Les taux bas restreignent les taux d’usure

Le taux d’usure est-il en train de limiter l’accès au crédit immobilier des Français ? Oui, du moins pour une certaine catégorie d’emprunteurs. Pour rappel, les organismes de crédit n’ont pas le droit de prêter à un taux supérieur au taux d’usure légal. Mais comment le taux d’usure, censé protéger les emprunteurs des taux abusifs, voit son application stricto sensu empêcher l’octroi de certains financements ? L’explication de ce phénomène est à chercher du côté de la baisse des taux et du mode de calcul des taux d’usure. Oui, car il y a bien plusieurs taux d’usure en vigueur pour les prêts immobiliers et les crédits à la consommation. Au sein de ces deux types d’emprunt, les durées et les capitaux empruntés se voient affectés chacun un seuil.

La Banque de France émet ainsi, chaque trimestre, une quinzaine de taux d’usure propre à chaque catégorie de financement. Pour ce faire, l’organe de régulation bancaire prend la température auprès des différents établissements bancaires en répertoriant les taux pratiqués au cours des trois derniers mois. La banque fondée par Napoléon dresse alors une moyenne à laquelle est adjoint une majoration d’un tiers. Les taux d’usure sont donc pondérés sur les taux pratiqués en France.

Mais dans un contexte de baisse des taux, les plafonds d’usure suivent eux aussi une tendance baissière (- 0,15 % en moyenne). Pour les emprunteurs, cela pourrait constituer une bonne nouvelle car le taux maximum praticable est en recul. Leurs financements immobiliers ne peuvent donc dépasser cette limite qui varie entre 2,51 et 2,61 % de TAEG. C’est ici que le bât blesse, car le TAEG (taux annuel effectif global) réunit l’ensemble des frais liés au crédit. Dans le cadre d’un financement immobilier, les frais de dossiers et l’assurance emprunteur peuvent conduire le TAEG à dépasser le taux légal autorisé. Ceci constitue un véritable problème car aucune banque ne prendra le risque d’accorder un prêt dont le taux dépasse le seuil d’usure.

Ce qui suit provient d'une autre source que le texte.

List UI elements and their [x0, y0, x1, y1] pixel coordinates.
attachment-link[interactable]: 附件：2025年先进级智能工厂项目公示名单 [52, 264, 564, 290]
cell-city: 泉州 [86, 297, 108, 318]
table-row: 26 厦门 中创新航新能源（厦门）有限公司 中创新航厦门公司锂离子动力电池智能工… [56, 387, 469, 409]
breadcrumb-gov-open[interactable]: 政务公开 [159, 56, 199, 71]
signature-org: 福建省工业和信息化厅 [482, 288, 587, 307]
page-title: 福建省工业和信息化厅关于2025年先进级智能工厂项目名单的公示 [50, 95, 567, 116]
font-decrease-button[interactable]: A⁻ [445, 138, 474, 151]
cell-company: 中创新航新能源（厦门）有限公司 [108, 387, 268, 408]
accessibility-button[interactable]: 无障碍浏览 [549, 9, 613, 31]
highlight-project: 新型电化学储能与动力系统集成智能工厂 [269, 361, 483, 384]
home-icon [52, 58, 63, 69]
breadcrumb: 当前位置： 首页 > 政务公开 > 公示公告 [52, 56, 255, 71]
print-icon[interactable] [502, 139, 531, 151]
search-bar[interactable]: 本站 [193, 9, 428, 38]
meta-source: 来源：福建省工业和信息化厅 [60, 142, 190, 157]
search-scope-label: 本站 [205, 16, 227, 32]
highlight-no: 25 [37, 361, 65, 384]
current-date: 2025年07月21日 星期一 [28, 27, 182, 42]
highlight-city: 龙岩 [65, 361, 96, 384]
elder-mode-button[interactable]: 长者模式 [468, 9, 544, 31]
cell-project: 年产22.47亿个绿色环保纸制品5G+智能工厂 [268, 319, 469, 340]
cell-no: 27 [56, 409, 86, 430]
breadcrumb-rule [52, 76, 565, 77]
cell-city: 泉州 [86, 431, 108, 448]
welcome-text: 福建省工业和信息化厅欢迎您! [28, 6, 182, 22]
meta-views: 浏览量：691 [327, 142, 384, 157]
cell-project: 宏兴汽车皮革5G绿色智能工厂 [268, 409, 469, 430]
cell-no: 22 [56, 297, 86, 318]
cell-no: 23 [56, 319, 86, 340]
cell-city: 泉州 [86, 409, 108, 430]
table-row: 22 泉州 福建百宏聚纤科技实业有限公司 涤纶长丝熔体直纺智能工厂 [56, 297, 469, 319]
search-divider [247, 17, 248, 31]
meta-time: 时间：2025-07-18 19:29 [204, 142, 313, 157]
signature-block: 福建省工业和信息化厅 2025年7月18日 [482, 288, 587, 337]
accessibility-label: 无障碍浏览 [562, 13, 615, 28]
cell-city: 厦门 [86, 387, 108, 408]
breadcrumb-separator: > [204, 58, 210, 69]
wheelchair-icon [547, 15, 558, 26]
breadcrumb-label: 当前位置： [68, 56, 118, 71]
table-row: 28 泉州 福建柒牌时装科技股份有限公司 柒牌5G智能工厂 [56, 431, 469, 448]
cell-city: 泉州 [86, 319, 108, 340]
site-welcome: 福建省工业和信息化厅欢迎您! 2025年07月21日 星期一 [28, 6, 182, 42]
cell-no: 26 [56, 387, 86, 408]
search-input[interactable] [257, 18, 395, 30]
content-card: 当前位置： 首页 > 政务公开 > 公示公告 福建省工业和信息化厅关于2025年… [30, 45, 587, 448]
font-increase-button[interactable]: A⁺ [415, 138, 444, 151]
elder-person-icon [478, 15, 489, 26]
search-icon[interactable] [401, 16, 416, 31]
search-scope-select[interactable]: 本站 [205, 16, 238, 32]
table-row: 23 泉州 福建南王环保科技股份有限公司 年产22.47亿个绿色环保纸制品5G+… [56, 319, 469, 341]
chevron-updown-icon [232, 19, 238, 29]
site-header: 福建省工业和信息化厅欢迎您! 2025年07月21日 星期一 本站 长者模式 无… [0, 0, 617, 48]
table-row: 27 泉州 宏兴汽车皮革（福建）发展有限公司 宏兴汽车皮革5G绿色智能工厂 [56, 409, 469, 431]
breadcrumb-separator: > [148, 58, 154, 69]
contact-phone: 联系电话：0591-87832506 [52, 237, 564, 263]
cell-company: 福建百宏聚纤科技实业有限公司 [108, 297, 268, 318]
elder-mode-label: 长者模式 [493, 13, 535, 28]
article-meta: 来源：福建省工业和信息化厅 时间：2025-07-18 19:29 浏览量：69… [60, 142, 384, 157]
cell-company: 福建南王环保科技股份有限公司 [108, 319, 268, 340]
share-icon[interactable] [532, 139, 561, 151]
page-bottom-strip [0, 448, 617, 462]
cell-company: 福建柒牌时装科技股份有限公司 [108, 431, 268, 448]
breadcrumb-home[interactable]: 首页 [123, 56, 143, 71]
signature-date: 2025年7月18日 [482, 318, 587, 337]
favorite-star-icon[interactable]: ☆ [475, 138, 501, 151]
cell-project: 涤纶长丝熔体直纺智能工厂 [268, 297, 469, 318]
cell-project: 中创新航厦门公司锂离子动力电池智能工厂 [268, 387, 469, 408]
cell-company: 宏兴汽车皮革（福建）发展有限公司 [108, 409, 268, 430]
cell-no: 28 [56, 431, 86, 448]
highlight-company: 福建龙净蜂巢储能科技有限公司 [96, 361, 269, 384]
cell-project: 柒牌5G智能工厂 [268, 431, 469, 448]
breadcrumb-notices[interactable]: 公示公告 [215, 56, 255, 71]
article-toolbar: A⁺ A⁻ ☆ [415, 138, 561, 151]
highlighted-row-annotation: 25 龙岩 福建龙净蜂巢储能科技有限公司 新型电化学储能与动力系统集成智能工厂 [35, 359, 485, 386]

Comment limiter le risque de dépassement du taux d’usure

Pour certains demandeurs, l’accès au crédit immobilier peut alors être très compliqué. Cela est notamment le cas pour les personnes qui ont surprime d’assurance de prêt, par exemple celles ayant un souci de santé ou bien ayant déjà atteint un âge avancé. Avec un taux d’assurance de prêt supérieur, leur TAEG peut vite grimper.

Pour espérer décrocher un crédit afin de financer un bien immobilier, les candidats à la limite des taux d’usure devront alors modifier quelque peu leur projet. Soit en revoyant leurs prétentions à la baisse avec un capital plus faible et une durée d’emprunt plus courte ou bien en fournissant un apport personnel plus important ; soit en ajustant la quotité de leur assurance de prêt. Par exemple, un couple d’emprunteurs qui voudrait se couvrir à 200 % devrait réviser sa couverture au moins à 100 % en faisant supporter l’assurance à la personne présentant le moins de risques.

De même, il faudrait faire l’impasse sur des garanties optionnelles comme la garantie perte d’emploi ou celle concernant les troubles musculo-squelettiques. Mais à force de vouloir réduire la couverture d’assurance de prêt ou le financement immobilier, un autre risque se présente : celui d’avoir un projet qui ne correspond plus au souhait initial et surtout à leurs profils. Les emprunteurs devront donc trancher.